Rainy days call for lazy lunches. But I’ve eaten more delivery pizza and drive-thru menu options lately than I’d like to admit, so when my friend Lamar and I decided to grab lunch on this dreary and unseasonably warm Sunday, we hit the road.

We didn’t know exactly where we were headed when he hopped in my car, him searching places on his phone while I drove. He’s been trying to get me to try this restaurant on Randleman Road, but this would be the second time I’ve agreed only to pull up in the parking lot and find it closed. Lamar called ahead to a soul food joint, but nobody answered and we couldn’t find a website. We elected to drive down the nearby Gate City Boulevard, knowing there would be more than enough options on the city’s so-called International Restaurant Row to please us.
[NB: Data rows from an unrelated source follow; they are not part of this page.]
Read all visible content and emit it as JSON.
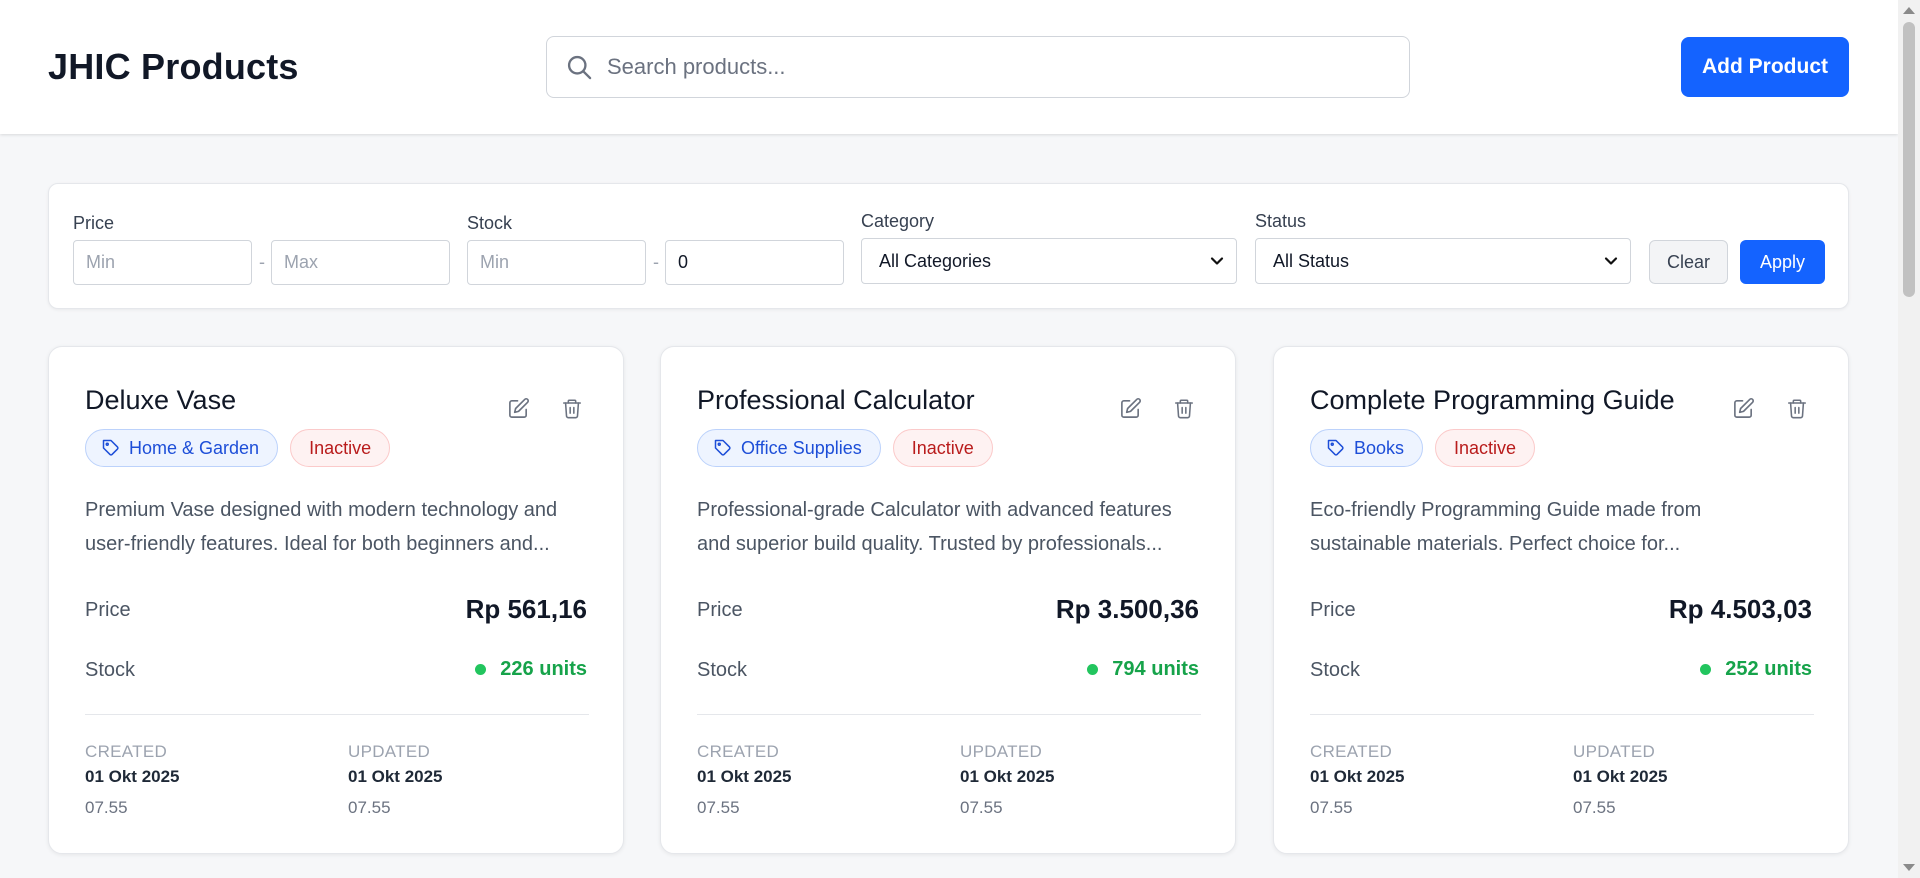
{
  "header": {
    "title": "JHIC Products",
    "search_placeholder": "Search products...",
    "add_button": "Add Product"
  },
  "filters": {
    "price_label": "Price",
    "price_min_placeholder": "Min",
    "price_max_placeholder": "Max",
    "stock_label": "Stock",
    "stock_min_placeholder": "Min",
    "stock_max_value": "0",
    "dash": "-",
    "category_label": "Category",
    "category_selected": "All Categories",
    "status_label": "Status",
    "status_selected": "All Status",
    "clear_button": "Clear",
    "apply_button": "Apply"
  },
  "labels": {
    "price": "Price",
    "stock": "Stock",
    "created": "CREATED",
    "updated": "UPDATED"
  },
  "products": [
    {
      "name": "Deluxe Vase",
      "category": "Home & Garden",
      "status": "Inactive",
      "description_line1": "Premium Vase designed with modern technology and",
      "description_line2": "user-friendly features. Ideal for both beginners and...",
      "price": "Rp 561,16",
      "stock": "226 units",
      "created_date": "01 Okt 2025",
      "created_time": "07.55",
      "updated_date": "01 Okt 2025",
      "updated_time": "07.55"
    },
    {
      "name": "Professional Calculator",
      "category": "Office Supplies",
      "status": "Inactive",
      "description_line1": "Professional-grade Calculator with advanced features",
      "description_line2": "and superior build quality. Trusted by professionals...",
      "price": "Rp 3.500,36",
      "stock": "794 units",
      "created_date": "01 Okt 2025",
      "created_time": "07.55",
      "updated_date": "01 Okt 2025",
      "updated_time": "07.55"
    },
    {
      "name": "Complete Programming Guide",
      "category": "Books",
      "status": "Inactive",
      "description_line1": "Eco-friendly Programming Guide made from",
      "description_line2": "sustainable materials. Perfect choice for...",
      "price": "Rp 4.503,03",
      "stock": "252 units",
      "created_date": "01 Okt 2025",
      "created_time": "07.55",
      "updated_date": "01 Okt 2025",
      "updated_time": "07.55"
    }
  ],
  "colors": {
    "primary": "#1463ff",
    "tag_category_text": "#1d4ed8",
    "tag_inactive_text": "#b91c1c",
    "stock_green": "#16a34a"
  }
}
But we wanted to try somewhere new, and for a food writer and his Greensboro native and food enthusiast friend, that’s no easy task. We pulled up to a taqueria attached to a small market, way out towards Jamestown, but it appeared that the adjoining eatery might be out of business.

I say all this not to whine, but to set the scene (it was a bleak, gray day and we were increasingly hungry) and to make a point (that at times Greensboro’s dining options are depressingly lackluster).

I’ve never heard anyone mention Ginza, a Japanese restaurant that’s right alongside the road in an area where many are set back in shopping centers, right at the intersection of Groometown and Gate City by the $1.50 theater. But despite the late lunch hour, patrons filled almost half of the rather plain restaurant, with others popping in to pick up takeout orders.


If we lived closer and were approaching this lazy lunch properly, that’s what we would’ve done, too — a bowl of udon noodle soup so hot it’s almost scalding is the perfect rainy day couch food. It may not be as good as the pork cutlet udon at Grill N’ Pho U inside of Super G Mart, but at $6.50 for chicken & udon, I’m certainly not complaining.

Cheap, no frills food is perfect for days like these, or casual lunches in general. With teriyaki or hibachi vegetarian combo options as low at $4.25 — or sesame chicken for just $5.15 — Ginza is a huge trade up from the normal fast-food feast you could lock down for the same amount.

The other lunch choices remain mostly straightforward, but there are combinations with scallop, the fish is flounder we were told, there’s steak and then there’s yakiniku (grilled) steak, and there are four soba noodle options. When it comes to appetizers, popular items including edamame, gyozas (fried, and pretty tasty but not remarkable), one shumai, cheese wontons and shrimp and spring rolls.


I’m guessing that a whole lot of uninitiated Greensborians have come here and been pissed when their udon dish arrived, because the server clarified when I ordered it that I knew I’d be getting a soup. That’s fair, considering it’s under the noodle heading on the menu and there isn’t much in the way of a description, but that might give you a little insight into what Ginza is like.

There are other Japanese restaurants in this area of southwest Greensboro, most notably Kiha II of Japan. Ginza doesn’t quite reach that bar, instead ranking above small but busy dives such as Midori Express on Randleman Road.

But the appeal here is the price point and convenience. For our gloomy Sunday, Ginza felt perfect.


Visit Ginza at 2807 Groometown Road (GSO).